BRADENTON – A county code enforcement officer claims that the Manatee County Sheriff's Office has repeatedly ignored his warnings that nine of the "houses of ill repute" identified by the division remain open. "They are places of prostitution," he said.
Sheriff Brad Steube says the businesses, as opposed to the prostitutes, are the job of the county attorney's office to close.
At a county commission work session yesterday, Code Enforcement officer Pete Dewar spoke about the three establishments the Sheriff's Office did close and nine more that he was told by sheriff's they "lacked the resources" to investigate. The investigations can take a long time, county officials acknowledged.
"It would be good if we could get the Sheriff's office a little more engaged," said Carol Whitmore, chair of the Manatee County Board of Commissioners.
"At one point we had a very good relationship with them. I don't know what happened," said another official. "The county has not been given a status update by the Sheriff's office," he said.
"They have limited resources, too," the official conceded..
But Manatee County Sheriff Brad Steube disputed Dewar's facts. "We have made 13 different cases against 12 different locations in the last several months," he said. "I don't know where Pete is coming from." Steube said eight of the cases were for acts of prostitution and five for giving massages without state massage certification.
When confronted by the Sheriff about their statements, the officials denied making them.
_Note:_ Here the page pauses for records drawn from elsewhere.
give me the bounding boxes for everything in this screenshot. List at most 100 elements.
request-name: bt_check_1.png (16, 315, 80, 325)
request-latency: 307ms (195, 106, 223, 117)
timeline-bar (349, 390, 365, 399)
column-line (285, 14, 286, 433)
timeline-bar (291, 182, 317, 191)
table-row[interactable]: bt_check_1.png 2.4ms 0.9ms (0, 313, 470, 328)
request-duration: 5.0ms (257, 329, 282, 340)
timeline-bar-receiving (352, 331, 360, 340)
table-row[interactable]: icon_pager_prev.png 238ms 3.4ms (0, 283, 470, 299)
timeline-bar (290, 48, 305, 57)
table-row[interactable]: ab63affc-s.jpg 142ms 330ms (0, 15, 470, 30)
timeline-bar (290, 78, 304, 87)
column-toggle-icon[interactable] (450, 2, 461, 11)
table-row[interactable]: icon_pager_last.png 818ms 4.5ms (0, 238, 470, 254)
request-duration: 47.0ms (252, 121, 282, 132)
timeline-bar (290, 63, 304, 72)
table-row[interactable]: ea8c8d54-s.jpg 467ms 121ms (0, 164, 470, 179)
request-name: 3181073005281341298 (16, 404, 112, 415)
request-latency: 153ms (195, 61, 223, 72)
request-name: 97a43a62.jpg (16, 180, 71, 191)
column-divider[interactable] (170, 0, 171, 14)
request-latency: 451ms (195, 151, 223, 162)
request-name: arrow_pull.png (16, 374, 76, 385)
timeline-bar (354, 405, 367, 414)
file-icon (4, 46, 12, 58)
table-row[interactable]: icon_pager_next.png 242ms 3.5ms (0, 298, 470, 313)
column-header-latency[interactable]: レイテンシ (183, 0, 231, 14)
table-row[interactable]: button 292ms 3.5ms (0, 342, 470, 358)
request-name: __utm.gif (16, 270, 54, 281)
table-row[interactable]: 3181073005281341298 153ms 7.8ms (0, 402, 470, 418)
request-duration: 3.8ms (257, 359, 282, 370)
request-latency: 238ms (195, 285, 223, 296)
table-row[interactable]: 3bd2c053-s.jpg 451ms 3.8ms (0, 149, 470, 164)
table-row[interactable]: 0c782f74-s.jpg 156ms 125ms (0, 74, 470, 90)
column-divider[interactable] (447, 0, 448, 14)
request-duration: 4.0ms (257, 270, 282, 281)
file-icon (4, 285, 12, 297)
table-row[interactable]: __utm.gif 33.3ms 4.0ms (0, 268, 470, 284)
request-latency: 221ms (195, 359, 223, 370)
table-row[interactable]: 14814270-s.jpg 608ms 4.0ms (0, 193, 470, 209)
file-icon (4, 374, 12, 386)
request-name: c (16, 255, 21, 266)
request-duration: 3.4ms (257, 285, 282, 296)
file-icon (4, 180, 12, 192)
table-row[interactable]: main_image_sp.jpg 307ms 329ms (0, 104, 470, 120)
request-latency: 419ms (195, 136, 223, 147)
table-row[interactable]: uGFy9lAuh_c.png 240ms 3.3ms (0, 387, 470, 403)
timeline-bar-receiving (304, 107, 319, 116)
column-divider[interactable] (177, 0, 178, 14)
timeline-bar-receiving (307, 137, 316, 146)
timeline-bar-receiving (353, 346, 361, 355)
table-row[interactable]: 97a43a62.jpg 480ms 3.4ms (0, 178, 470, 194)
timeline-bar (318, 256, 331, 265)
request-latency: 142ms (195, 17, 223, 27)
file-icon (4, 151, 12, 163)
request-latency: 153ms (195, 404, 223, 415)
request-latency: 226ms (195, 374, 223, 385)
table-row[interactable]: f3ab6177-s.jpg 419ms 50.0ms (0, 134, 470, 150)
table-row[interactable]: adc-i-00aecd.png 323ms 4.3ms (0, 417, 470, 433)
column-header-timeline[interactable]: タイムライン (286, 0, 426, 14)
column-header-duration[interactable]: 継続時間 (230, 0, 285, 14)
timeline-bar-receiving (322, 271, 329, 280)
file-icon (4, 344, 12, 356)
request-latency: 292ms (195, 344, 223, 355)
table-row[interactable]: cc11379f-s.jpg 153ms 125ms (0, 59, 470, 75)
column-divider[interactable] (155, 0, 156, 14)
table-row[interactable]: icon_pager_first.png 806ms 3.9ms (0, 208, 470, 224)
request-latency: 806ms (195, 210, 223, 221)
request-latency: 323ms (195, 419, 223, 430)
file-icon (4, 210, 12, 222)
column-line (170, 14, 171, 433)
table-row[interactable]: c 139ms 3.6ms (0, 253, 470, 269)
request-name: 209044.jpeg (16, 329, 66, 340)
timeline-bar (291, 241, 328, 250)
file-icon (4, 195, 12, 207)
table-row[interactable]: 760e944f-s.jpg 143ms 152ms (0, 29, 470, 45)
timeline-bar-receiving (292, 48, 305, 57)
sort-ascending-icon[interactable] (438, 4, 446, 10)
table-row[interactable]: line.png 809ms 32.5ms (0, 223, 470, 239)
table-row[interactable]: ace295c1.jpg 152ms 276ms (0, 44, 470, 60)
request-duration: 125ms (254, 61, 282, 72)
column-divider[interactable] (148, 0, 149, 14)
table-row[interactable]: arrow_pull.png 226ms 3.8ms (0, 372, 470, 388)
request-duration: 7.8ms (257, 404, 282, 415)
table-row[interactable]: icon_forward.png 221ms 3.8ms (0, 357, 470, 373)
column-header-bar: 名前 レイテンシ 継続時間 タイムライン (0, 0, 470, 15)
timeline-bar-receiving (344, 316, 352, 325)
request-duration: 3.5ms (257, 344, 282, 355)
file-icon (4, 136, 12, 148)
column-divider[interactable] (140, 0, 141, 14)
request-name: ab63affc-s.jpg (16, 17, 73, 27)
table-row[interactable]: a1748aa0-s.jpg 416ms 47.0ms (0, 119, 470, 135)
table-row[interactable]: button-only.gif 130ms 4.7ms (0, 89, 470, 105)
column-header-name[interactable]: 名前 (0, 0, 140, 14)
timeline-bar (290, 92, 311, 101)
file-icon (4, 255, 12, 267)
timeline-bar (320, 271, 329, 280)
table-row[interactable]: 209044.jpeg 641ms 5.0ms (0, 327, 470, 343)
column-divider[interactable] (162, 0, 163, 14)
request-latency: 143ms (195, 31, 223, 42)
However, notes taken by the board records staff confirmed they had.
Steube said his officers met with Dewar on Monday to move a joint investigation between the Sheriff's Office and the Code Enforcement Division forward. "I don't know what his frustration is," Steube said.
Steube pointed out some of the hard facts of such investigations. As an example, he said, if his officers went to Cupid's, the first establishment on Dewar's list, three times over three days and found three girls in violation of prostitution laws, and he could then Mirandize the three and get statements from them to the effect that the owner of the establishment was taking a cut from their activities, he could take that information to the state attorney's office and get the place shut down.
"But the fact is that they won't do that," he said of the girls.
How will those arrests affect the establishments? "It will not effect it at all," Steube said.
The burden is now on the County Attorney's office to make a case that the establishments have violated county ordinances and can be shut down under Nuisance Abatement laws.
"This is a joint investigation," he emphasized. "Our [part of the] investigation has been completed," he said.
All the prostitution cases were forwarded to the office of state's attorney Earl Moreland, he said. Those are criminal cases; the closure of the establishments would likely be a civil action brought by the County Attorney, since incriminating evidence is so hard to secure.
Cases that are in the courts may or may not close the locations, depending on pleas, settlements and convictions, and may only lead to convictions against specific sex workers.
Asked if he was adamant that the nine are places of prostitution," Dewar said "Yes. I have investigated them." Though at Commissioner Whitmore's interjection that they "may be", he ultimately amended the statement,.